With college as a real option, it takes away the excuses she hears from students that there's no reason for them to work hard and keep their grades up, she said.
"We've had kids who are disheartened and are checking out," she said. "It became a built-in excuse."
She said the students who are most excited about in-state tuition are those who are already in college and struggling to pay for it.
Lourdes, who graduated from Boulder High in 2008 and lives in Longmont, has been taking one or two classes a semester at Metro State because that's all she could afford, even working two jobs. Paying in-state tuition, she said, will allow her to become a full-time student. She's majoring in psychology.
"This will help a lot," she said. "I'm pretty happy about it. Going to college is not so much about the degree, but being an educated person and an educated woman."
While students still won't qualify for federal financial aid, Carpenter said, they at least won't have to pay three to five times the amount as in-state students.
Carpenter said she's helped one recent undocumented Boulder High graduate fundraise to attend CU -- but raising $34,000 every year isn't sustainable. Raising $10,000, she said, will be much easier.
"This will open the door to CU to more students," she said.
She said it's already difficult for first generation immigrant students to graduate from high school. Applying to college -- and figuring out how to pay for it -- can be overwhelming, she said.
But, she said, many students now will qualify for both in-state tuition and the "Deferred Action for Childhood Arrivals" program approved by President Barack Obama in 2012.
The deferred action program allows those who came to the United States before they turned 16, have lived here for at least five years and are in school or graduated from high school to apply for a work permit -- opening up opportunities to work and pay for college. It's also motivation to attend college, knowing that they can legally work after graduation.
"It makes college very, very viable," Carpenter said.
April, a Boulder High senior planning to attend Front Range Community College after she graduates, said she worked hard in high school with the goal of attending college, even though she knew it would be a challenge to cover the cost.
"I'm doing it for my parents," she said. "Part of the reason they came over here was so we could have a better life. I don't want to waste what we did."

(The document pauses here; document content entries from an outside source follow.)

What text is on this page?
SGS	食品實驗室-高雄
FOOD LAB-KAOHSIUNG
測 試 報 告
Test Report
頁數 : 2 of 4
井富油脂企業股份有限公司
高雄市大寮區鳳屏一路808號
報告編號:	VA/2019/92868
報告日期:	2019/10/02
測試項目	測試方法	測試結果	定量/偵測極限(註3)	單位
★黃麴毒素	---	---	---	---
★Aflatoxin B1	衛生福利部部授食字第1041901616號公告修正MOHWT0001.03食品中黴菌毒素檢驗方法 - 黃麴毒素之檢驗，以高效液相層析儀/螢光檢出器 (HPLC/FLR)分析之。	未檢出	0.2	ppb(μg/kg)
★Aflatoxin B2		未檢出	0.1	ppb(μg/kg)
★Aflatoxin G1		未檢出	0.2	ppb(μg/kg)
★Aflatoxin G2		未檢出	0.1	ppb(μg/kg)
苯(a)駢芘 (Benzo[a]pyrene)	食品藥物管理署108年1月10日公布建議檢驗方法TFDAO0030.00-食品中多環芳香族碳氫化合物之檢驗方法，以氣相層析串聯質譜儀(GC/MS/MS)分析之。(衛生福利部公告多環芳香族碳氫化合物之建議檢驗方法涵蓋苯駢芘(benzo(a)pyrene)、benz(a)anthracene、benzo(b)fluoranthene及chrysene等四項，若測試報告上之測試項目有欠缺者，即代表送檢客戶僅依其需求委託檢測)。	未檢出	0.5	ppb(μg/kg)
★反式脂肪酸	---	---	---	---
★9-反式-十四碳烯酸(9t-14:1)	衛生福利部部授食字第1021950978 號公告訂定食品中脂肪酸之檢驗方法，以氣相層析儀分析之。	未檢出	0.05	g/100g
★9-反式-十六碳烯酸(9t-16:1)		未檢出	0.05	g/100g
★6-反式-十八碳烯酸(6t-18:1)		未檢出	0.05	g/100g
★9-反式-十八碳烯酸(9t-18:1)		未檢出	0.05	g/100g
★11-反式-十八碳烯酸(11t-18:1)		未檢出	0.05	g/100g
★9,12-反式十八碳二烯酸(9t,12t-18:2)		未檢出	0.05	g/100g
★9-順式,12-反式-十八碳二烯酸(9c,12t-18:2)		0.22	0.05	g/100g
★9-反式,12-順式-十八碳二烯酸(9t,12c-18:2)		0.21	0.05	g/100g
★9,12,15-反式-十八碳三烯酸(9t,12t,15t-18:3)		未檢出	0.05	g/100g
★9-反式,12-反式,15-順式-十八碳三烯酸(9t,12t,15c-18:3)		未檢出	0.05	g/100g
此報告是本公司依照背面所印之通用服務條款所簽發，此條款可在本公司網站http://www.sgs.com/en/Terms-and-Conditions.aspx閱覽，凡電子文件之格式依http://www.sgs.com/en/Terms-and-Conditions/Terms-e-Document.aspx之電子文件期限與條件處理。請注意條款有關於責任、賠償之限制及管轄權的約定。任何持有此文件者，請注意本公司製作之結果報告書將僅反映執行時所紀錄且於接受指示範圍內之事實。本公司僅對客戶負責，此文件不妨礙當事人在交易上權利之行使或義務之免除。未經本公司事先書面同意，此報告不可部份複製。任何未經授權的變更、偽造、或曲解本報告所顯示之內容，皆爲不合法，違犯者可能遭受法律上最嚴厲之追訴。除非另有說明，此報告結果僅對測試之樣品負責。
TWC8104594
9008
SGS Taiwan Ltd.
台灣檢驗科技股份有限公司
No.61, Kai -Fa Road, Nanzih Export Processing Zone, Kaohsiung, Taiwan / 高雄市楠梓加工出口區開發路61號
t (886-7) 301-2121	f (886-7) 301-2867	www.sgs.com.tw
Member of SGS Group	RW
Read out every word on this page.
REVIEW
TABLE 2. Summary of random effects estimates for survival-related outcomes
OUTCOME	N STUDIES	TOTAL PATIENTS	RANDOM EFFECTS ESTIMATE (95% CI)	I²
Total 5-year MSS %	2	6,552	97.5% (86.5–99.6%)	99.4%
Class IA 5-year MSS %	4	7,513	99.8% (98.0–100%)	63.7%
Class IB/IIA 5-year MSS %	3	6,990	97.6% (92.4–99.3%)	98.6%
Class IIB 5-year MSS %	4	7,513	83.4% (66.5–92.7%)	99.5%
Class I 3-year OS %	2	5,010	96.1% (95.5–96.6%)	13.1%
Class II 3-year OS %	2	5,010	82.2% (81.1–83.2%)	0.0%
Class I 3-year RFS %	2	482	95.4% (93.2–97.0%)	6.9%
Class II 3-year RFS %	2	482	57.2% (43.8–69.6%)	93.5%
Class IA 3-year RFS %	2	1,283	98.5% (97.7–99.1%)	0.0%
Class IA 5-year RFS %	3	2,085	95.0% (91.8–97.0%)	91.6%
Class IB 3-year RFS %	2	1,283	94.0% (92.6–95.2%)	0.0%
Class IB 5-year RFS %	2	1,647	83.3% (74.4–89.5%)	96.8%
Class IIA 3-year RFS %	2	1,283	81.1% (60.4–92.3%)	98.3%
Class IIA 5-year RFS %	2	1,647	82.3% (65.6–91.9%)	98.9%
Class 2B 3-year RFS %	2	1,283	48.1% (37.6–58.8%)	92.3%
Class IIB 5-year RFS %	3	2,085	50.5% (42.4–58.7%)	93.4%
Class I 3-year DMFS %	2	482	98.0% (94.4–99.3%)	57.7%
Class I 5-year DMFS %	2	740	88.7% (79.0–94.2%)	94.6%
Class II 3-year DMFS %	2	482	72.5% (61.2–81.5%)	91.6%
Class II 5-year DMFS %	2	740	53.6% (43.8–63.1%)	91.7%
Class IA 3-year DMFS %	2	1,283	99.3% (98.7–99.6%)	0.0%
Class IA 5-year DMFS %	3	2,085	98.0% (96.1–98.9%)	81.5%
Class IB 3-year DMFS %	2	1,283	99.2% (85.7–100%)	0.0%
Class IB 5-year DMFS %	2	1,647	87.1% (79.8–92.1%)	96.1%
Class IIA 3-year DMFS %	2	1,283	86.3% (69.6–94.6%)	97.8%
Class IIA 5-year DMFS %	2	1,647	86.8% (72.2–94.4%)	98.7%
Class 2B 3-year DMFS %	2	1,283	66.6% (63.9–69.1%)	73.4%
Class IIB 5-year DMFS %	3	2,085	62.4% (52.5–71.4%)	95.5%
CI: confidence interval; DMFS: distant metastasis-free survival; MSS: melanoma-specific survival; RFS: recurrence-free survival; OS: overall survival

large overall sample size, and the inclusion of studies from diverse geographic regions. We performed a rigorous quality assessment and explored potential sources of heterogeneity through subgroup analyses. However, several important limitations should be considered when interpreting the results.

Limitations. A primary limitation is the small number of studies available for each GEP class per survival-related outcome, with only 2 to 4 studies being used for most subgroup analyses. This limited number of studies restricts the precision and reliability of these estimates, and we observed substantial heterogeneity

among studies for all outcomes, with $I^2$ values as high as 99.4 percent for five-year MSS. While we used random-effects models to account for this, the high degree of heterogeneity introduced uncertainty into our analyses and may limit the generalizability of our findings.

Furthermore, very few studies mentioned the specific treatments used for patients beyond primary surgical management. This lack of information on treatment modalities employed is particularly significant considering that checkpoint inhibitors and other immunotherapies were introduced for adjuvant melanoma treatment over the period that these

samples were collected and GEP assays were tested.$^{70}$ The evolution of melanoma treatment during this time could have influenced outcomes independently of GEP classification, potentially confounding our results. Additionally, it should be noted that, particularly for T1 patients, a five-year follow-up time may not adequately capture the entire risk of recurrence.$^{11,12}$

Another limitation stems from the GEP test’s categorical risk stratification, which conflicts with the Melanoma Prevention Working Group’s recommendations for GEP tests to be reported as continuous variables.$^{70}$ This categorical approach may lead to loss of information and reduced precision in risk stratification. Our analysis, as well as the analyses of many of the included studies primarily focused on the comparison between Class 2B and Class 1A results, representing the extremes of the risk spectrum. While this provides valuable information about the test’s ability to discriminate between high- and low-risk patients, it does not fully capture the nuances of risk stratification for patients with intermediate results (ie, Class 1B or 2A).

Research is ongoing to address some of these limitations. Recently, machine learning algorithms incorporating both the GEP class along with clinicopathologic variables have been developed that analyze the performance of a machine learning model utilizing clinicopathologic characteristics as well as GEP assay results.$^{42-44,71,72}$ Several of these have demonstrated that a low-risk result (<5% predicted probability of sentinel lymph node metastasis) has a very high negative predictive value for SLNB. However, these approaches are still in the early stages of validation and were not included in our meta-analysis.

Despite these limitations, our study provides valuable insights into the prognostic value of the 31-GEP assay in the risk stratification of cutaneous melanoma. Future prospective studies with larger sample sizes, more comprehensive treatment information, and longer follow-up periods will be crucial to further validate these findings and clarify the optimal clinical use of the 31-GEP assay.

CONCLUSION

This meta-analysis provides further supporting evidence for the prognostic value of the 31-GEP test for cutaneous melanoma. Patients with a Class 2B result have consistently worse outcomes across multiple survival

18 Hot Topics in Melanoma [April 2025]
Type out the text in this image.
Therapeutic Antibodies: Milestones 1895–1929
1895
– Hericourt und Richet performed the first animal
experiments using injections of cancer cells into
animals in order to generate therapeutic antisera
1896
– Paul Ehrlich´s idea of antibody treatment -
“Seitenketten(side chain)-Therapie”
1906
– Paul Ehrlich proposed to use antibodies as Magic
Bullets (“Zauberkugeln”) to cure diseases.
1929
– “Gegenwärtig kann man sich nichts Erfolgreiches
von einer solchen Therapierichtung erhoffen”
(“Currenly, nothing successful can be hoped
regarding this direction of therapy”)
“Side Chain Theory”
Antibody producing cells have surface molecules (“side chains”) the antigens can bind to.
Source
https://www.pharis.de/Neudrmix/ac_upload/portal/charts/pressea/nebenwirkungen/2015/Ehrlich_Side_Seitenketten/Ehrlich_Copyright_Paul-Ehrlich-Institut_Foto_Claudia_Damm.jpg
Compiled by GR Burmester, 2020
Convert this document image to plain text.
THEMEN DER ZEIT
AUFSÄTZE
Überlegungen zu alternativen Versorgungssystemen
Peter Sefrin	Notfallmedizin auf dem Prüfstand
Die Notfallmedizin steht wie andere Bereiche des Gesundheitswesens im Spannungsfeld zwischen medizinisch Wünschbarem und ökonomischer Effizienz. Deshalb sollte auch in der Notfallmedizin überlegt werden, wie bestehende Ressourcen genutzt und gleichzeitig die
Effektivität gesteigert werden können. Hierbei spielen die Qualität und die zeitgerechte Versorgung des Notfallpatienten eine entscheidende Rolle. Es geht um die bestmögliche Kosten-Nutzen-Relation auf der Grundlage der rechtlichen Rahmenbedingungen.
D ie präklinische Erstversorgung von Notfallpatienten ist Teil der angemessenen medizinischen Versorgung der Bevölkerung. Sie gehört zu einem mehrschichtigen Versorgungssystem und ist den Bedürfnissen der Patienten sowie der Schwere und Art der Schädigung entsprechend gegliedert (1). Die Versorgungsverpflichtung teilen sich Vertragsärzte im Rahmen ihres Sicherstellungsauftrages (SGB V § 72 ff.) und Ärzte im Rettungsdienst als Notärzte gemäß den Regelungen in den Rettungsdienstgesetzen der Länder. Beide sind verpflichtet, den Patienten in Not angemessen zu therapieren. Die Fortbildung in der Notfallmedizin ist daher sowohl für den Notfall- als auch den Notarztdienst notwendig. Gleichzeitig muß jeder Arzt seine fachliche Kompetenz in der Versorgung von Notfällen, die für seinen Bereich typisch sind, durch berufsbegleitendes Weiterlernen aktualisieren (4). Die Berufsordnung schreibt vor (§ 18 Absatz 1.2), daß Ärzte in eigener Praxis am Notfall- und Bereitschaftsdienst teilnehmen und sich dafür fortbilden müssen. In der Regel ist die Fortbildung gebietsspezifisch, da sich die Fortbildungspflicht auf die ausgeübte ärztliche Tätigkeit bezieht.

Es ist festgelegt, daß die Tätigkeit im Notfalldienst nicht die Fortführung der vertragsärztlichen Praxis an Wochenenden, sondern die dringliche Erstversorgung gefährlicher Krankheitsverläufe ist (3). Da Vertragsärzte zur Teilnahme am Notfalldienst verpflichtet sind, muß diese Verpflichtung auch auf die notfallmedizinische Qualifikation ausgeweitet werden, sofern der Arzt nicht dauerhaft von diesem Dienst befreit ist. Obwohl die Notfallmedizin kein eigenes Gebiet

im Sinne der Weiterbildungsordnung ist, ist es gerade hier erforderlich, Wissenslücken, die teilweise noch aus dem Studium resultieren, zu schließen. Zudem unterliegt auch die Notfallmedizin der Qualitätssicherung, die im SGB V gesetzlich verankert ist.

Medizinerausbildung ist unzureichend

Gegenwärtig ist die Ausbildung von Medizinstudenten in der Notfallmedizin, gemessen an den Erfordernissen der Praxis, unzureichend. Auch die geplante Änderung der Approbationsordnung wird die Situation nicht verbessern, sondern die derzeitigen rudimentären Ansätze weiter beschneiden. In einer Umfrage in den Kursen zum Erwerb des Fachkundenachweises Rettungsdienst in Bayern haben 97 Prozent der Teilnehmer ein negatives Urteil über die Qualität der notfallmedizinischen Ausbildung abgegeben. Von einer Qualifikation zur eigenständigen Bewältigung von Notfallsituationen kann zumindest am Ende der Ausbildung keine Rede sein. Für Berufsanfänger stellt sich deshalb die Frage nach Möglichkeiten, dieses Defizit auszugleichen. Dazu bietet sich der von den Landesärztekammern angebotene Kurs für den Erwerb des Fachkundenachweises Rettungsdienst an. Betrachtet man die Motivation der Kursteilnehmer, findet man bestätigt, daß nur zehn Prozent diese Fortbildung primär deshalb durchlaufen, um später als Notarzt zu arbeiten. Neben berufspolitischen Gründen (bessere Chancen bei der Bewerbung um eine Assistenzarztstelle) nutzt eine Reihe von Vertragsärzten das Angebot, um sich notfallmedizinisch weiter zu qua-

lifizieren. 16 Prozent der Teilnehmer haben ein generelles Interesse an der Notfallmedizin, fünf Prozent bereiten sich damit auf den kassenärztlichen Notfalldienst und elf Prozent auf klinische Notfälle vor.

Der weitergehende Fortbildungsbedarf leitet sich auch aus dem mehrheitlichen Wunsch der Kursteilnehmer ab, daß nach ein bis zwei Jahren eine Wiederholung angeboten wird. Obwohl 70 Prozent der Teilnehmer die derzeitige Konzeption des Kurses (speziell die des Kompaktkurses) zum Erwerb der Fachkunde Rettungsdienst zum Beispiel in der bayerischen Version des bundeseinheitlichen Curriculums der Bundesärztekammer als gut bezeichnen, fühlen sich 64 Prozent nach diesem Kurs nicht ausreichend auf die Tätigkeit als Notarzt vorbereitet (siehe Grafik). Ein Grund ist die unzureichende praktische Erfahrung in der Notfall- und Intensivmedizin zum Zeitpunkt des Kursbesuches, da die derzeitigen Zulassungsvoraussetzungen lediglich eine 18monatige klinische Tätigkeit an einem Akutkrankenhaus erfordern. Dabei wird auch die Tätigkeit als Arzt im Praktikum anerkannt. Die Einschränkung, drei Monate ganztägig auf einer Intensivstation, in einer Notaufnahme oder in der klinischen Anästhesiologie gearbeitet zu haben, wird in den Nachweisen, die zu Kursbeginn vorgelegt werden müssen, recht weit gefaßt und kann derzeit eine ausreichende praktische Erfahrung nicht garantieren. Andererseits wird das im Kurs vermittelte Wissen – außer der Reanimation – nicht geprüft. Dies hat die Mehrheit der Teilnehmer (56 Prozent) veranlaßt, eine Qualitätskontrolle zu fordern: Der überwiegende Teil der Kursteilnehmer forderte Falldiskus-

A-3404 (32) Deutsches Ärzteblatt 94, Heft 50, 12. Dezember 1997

America, another senior, said she's hoping Congress will pass comprehensive immigration reform by the time she graduates from college, opening up a path to citizenship and giving her more career options.
"That's what keeps me going," she said.
None of the students interviewed said they considered moving back to Mexico. They don't know the culture or have family there, they said, and don't want to live in a country that's become increasingly violent.
"You can lose your life," said Alberto, a senior. "It's not really an option to move back. I want to start my own business someday. I want to do something for myself and my family. I don't want to give up on my dream."